Knitwear made its debut in popular fashion when iconic fashion designer Coco Chanel introduced her striped cashmere knitwear collection in the early 20th century. From then on, runways of every decade have sported some type of knitwear.
Form-fitting sweaters were popular in the '40s, while the '60s brought the creations of well-known knitwear designers Tai Missoni and Sonia Rykiel. With Missoni's and Rykiel's help, knitwear evolved past a sportswear-only image and entered all lines of clothing, including athletic wear, formal wear, career wear, and even lingerie and accessories.
Popular fashion knits include jersey, Ponte and sweater knits. Jersey is a lightweight knit and stretches about 25 percent. It's usually made from cotton or a synthetic blend, and you'll see jersey knit used in casual wear like T-shirts. Matte jersey is usually a polyester blend and is popular in career wear because it retains its color, travels well and is wrinkle-resistant.
Ponte knits are a type of double-knit fabric, usually made from a blend of polyester, rayon and elastane (aka Spandex). Considered a stable knit because of their minimal stretching capacity, Ponte knits have excellent shape retention and a flattering drape.
Sweater knits are usually made from wool, cashmere or cotton. Their thicker yarns make them ideal for cooler weather.

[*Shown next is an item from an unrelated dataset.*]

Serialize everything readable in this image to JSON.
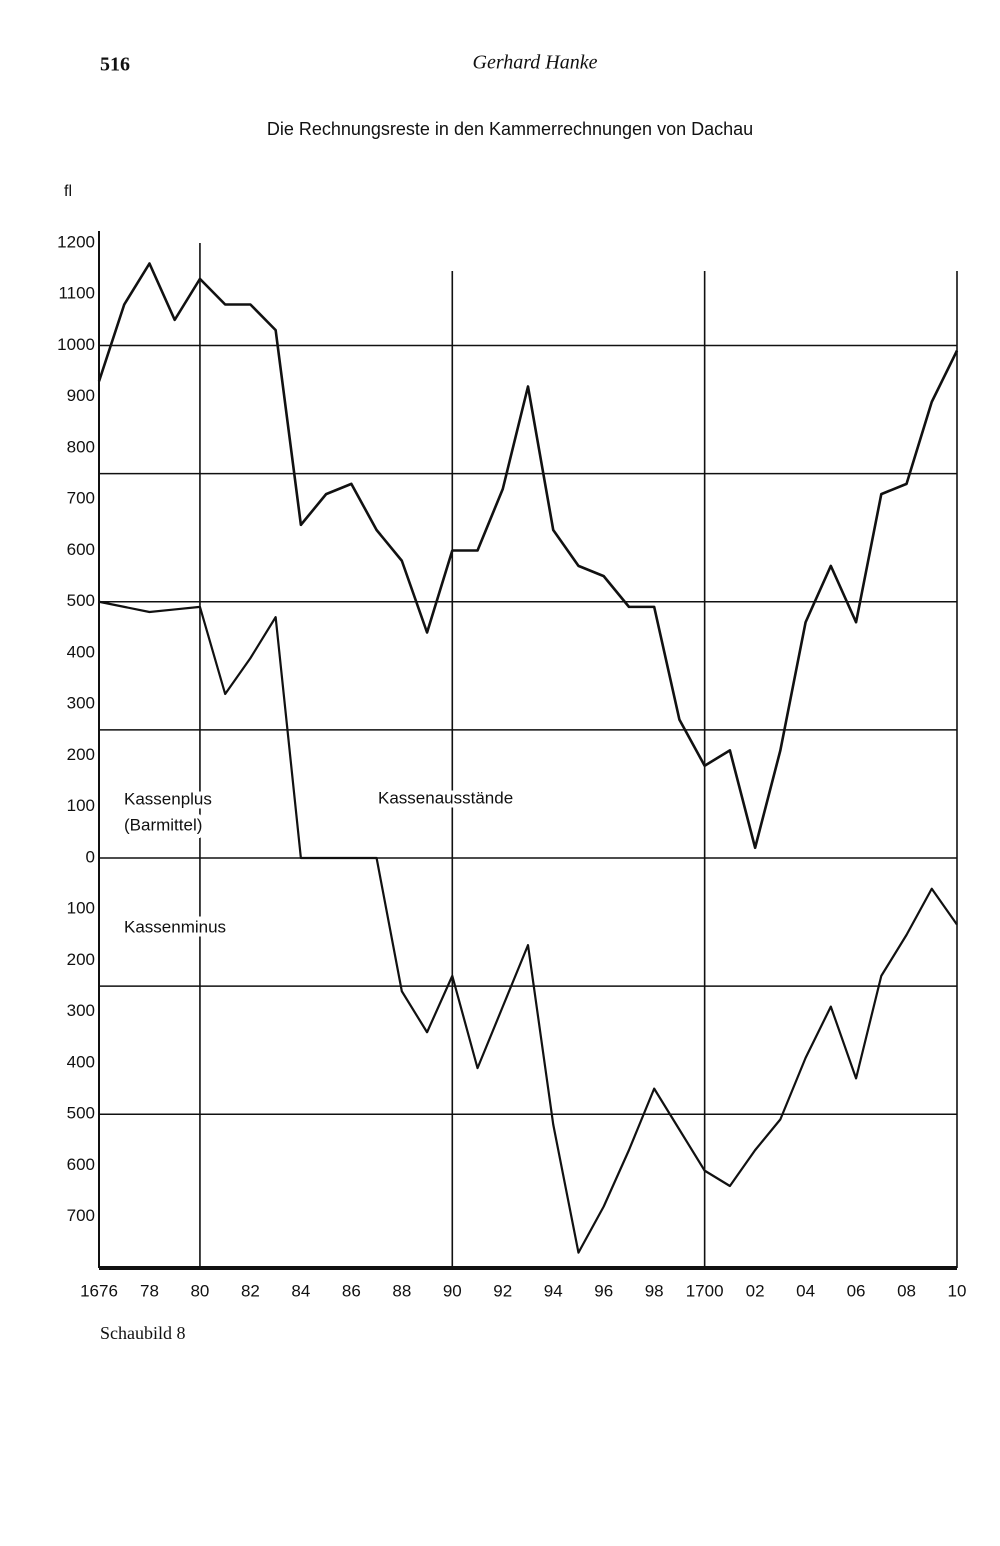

Perhaps one of the biggest benefits of knitwear is its comfort factor. Loungewear and lingerie are often made of knits because they are soft and feel good next to the skin.
Because jersey or Ponte knitwear is also wrinkle-resistant, it's often the choice for frequent travelers. Its easy drape ensures an instant pulled-together look when time matters the most.
Because it made its debut in sportswear, people often consider knitwear to be more casual. However, keep in mind that progress in the textile industry took knitwear to a completely new level. To make sure your knitwear is office-worthy, look for polyester blends that will help it retain its color and shape. Thicker knits ensure your knitwear is substantial enough for a professional look with a flattering drape.
According to knittingbrain.com, knitwear requires special care to protect it from the well-known moth and lesser-known carpet beetles. Always wash your knitwear before storing. Use cold water and a gentle fabric wash to hand-wash knitwear, or use your washing machine if it has a cycle specifically designated for knits.
You can toss your casual knits in the dryer on the low setting, but lay career knitwear flat to dry. Because hangers can distort the shape of knitwear, fold your knitwear when not wearing it or when putting it away for storage. Consider using plastic boxes and bags to keep moths and carpet beetles away.